Texas is water-challenged without fracking. Aquifer levels have been dropping for many years, and recently Texas has seen one drought after another. But there’s something deeply and particularly depraved about using up water to get at fossil fuels, the use of which is possibly contributing to the droughts.

The Houston Chronicle reports,

Texas shale producers used about 25 billion gallons of water last year, and with more and more drilling in the Eagle Ford Formation, that figure will continue to grow. In some West Texas and South Texas counties – almost invariably drought-stricken counties – fracking accounts for 10 to 25 percent of water use and is projected to pass 50 percent in the future. Every month, oil and gas companies dispose of 290 million barrels of wastewater from fracking. That’s the equivalent of 18,500 Olympic-sized swimming pools, Luke Metzger of Environment Texas points out. That’s water that can never be used again – in a drought-debilitated state, no less.
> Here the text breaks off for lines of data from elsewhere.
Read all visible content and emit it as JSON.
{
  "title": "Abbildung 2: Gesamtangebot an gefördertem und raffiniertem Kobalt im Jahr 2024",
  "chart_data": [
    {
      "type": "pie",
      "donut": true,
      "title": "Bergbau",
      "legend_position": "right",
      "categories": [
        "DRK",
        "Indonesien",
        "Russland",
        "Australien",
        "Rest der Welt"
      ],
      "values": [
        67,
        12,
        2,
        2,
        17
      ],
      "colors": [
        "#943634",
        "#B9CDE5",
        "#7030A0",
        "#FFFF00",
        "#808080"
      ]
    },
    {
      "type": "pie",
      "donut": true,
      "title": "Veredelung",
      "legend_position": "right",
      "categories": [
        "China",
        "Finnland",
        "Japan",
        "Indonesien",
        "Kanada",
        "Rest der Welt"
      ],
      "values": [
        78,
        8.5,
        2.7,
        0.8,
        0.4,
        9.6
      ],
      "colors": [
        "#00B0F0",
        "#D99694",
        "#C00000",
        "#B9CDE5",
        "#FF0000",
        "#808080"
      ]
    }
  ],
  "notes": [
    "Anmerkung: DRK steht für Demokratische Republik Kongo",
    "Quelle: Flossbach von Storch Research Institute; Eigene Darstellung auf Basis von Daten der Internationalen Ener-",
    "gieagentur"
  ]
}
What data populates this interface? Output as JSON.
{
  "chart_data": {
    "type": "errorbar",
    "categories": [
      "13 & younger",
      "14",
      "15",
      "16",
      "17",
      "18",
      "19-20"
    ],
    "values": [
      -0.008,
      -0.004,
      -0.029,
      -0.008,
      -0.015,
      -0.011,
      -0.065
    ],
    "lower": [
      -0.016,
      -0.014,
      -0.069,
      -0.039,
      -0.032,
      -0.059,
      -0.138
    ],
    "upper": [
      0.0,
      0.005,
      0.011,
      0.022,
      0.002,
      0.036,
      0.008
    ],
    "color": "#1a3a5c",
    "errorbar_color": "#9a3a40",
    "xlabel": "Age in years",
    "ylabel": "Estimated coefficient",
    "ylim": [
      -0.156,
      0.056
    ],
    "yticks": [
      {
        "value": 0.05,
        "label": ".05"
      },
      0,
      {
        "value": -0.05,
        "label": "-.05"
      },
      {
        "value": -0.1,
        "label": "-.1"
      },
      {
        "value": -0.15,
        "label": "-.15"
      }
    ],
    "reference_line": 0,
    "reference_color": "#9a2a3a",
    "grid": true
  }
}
At least partial solutions are possible, including mandatory recycling, saline or brackish water use and waterless fracking, but Texas lawmakers, for the most part, have allowed the industry to have its way. Although they approved funding for a Texas water plan, setting up a statewide vote this year, bills during the past session that would have required oil and gas companies to recycle water used in fracking never made it out of committee because of industry opposition.

The Legislature did pass a bill that encourages recycling, but it’s weak. As Metzger points out, “It’s still cheaper to just dispose of frackwater waste in injection wells, so most companies don’t have an incentive to recycle.”

Yeah, good ol’ business-friendly Texas. The climate-change-denying governor goes around telling businesses to come to Texas where they don’t have to deal with all those pesky regulations. So business interests in Texas have a free hand to use the small towns “as vassal states to be used up and discarded.”

Ironically, older ways of making a living are being hurt by the water shortage as well. Cattle need water, too; ranchers are having to sell off their livestock or else watch the animals die.

So “business-friendly” Texas isn’t necessarily friendly to all business; just those with enough money to spread around in Austin.